Robert, I’ve been reading you a long time now on this theme.
I think the problem — and the reason that we’re not seeing the mutual tolerance, if not understanding, that so many of us seek — is that at this point the views of life are mutually exclusive, so any time you start talking about anything serious you lack meeting ground — and meeting ground can no longer exist.
Removing the wealth-inequality problems and just talking about culture: I’ll say the problem started in the ’90s with the Republicans’ finding allies in the growing evangelical movement, which politicized itself to an extent, I think, that we haven’t really seen in religious movements in this country before. So we now have a Republican party that is not anything like the Republicans of the 1990s or before: it’s an evangelical movement that is specifically white supremacist, apocalyptic, patriarchal, and — you don’t have to scratch very far to find it — theocratic. There’s a libertarian strain running alongside it but it’s just a bit player in GOP politics now.
Meanwhile, the rest of the country’s gone along on the “open up” trajectory that started in the late 50s — increasingly diverse, increasingly open-opportunity, deeper and more open exploration of individual human experience, and increasingly nonreligious.
You wind up with one side saying “the entire society must be created in our vision” — because it is after all prophetic and evangelical — and the other side saying “it’s cool if you want to do your thing in your own lives and spaces, but you must recognize it as one choice among many equivalently-good choices, and allow others to live as they see fit” — which, in the end, is also “the entire society must be created in our vision”, because that is relativism, room for all to do their things.
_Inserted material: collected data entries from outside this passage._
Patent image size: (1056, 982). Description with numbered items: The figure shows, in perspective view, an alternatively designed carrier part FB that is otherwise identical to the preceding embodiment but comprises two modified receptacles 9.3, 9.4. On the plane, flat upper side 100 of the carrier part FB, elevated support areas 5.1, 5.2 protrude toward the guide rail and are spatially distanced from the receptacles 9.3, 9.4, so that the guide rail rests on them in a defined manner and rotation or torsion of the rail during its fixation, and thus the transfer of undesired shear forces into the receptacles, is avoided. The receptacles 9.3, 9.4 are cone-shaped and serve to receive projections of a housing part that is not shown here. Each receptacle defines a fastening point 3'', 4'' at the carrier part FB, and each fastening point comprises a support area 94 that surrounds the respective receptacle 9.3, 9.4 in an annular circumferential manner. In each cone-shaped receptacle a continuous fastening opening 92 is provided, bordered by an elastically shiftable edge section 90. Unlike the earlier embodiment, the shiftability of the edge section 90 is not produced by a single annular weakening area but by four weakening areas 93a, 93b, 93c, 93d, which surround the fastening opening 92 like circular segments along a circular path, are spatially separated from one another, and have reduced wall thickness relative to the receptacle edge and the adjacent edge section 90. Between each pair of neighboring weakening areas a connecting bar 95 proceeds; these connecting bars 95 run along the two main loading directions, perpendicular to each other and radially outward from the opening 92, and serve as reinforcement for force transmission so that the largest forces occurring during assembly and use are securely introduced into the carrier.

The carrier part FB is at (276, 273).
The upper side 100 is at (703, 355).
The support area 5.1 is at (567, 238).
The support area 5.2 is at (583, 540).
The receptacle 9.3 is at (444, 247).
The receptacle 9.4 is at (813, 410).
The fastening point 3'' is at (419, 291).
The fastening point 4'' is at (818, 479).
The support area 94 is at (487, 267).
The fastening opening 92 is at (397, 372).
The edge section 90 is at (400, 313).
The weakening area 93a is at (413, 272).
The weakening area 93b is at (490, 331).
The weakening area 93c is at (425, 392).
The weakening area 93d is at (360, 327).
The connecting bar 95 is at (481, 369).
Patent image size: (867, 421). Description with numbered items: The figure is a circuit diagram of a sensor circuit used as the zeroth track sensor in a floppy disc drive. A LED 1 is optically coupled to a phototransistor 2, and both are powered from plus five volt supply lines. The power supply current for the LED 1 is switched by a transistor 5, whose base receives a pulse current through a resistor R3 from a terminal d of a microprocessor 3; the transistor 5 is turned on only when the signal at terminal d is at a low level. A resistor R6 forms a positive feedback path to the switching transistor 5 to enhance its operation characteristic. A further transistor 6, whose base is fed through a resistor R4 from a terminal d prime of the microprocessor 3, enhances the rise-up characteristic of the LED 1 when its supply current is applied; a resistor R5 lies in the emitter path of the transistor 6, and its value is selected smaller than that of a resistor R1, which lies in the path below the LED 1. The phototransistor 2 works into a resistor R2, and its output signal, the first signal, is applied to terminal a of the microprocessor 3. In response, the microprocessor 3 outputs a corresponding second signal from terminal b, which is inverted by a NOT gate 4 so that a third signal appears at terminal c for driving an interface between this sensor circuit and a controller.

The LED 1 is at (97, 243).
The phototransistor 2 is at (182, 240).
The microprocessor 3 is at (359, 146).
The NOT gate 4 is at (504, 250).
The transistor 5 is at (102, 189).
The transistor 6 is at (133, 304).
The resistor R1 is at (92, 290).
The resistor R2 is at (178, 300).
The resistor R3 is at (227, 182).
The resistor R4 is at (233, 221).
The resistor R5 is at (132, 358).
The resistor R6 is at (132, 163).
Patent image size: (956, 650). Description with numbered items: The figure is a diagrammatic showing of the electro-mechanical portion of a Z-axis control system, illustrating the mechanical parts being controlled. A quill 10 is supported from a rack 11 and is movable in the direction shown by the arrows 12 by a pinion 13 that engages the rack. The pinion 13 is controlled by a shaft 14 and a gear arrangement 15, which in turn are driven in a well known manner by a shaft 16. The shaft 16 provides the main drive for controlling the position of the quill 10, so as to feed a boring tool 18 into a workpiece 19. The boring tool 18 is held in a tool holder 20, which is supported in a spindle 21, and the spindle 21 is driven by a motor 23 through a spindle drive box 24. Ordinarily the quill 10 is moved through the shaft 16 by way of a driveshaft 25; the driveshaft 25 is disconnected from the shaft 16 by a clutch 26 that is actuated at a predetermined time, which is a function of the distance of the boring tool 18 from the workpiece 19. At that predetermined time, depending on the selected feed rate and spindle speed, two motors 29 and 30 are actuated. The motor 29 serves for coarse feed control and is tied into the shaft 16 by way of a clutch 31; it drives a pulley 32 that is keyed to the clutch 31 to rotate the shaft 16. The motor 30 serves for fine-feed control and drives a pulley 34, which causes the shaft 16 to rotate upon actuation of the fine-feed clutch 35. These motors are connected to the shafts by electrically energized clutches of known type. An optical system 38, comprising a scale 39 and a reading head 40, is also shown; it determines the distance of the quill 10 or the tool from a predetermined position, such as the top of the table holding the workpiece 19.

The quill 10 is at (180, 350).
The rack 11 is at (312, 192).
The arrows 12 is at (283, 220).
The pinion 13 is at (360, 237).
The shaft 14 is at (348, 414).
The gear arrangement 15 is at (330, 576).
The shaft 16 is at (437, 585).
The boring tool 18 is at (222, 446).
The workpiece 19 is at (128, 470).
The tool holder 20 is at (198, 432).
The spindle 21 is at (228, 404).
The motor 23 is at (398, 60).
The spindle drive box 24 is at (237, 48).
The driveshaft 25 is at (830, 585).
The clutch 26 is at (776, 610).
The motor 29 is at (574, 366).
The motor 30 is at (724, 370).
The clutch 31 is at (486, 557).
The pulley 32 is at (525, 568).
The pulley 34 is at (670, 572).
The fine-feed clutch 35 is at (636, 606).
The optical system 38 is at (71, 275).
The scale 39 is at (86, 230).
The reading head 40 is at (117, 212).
It’s just that the relativist’s vision leaves room for the evangelical (while being conveniently blind to all that evangelism implies), while the evangelical’s leaves no room for the relativist. Both have their surrounding dishonesties: the relativist does in fact want restrictions on all, and the evangelist wants the green from whoever’s got it when God fails to provide. But on the whole you’re still left with a specifically Christian patriarchal absolutism vs relativism.
And that is why it’s come to this. There isn’t much meeting ground to meet on. The liberals are generally more interested than the evangelicals in understanding the other side, but it’s not entirely one-sided. Still, understanding without the existence of negotiating room leaves you no better off in a day-to-day political sense. You’re still going to have a big fight over important things in life.
The interesting thing is the apparent role of the establishment clause in all this. Evangelical Protestantism seems to have topped out at around 20% of the US population — certainly big enough to make some noise, but not big enough to take over decisively, no matter how loud. It also strikes me as the lowest-entry-bar kind of religion we have: you don’t have to study for ages, you don’t have to tithe, you don’t have to change your dress or your eating habits, you don’t even really have to learn an unfamiliar theology, since we’re already baseline Christian, culturally, in this country; all you need is enthusiasm and the need for some kind of spiritual community, and a couple hours for church. Maybe not even that. So it seems that without the establishment of a state religion, no religion’s going to be overwhelmingly popular, and a theocracy is quite unlikely to take hold. Well done framers.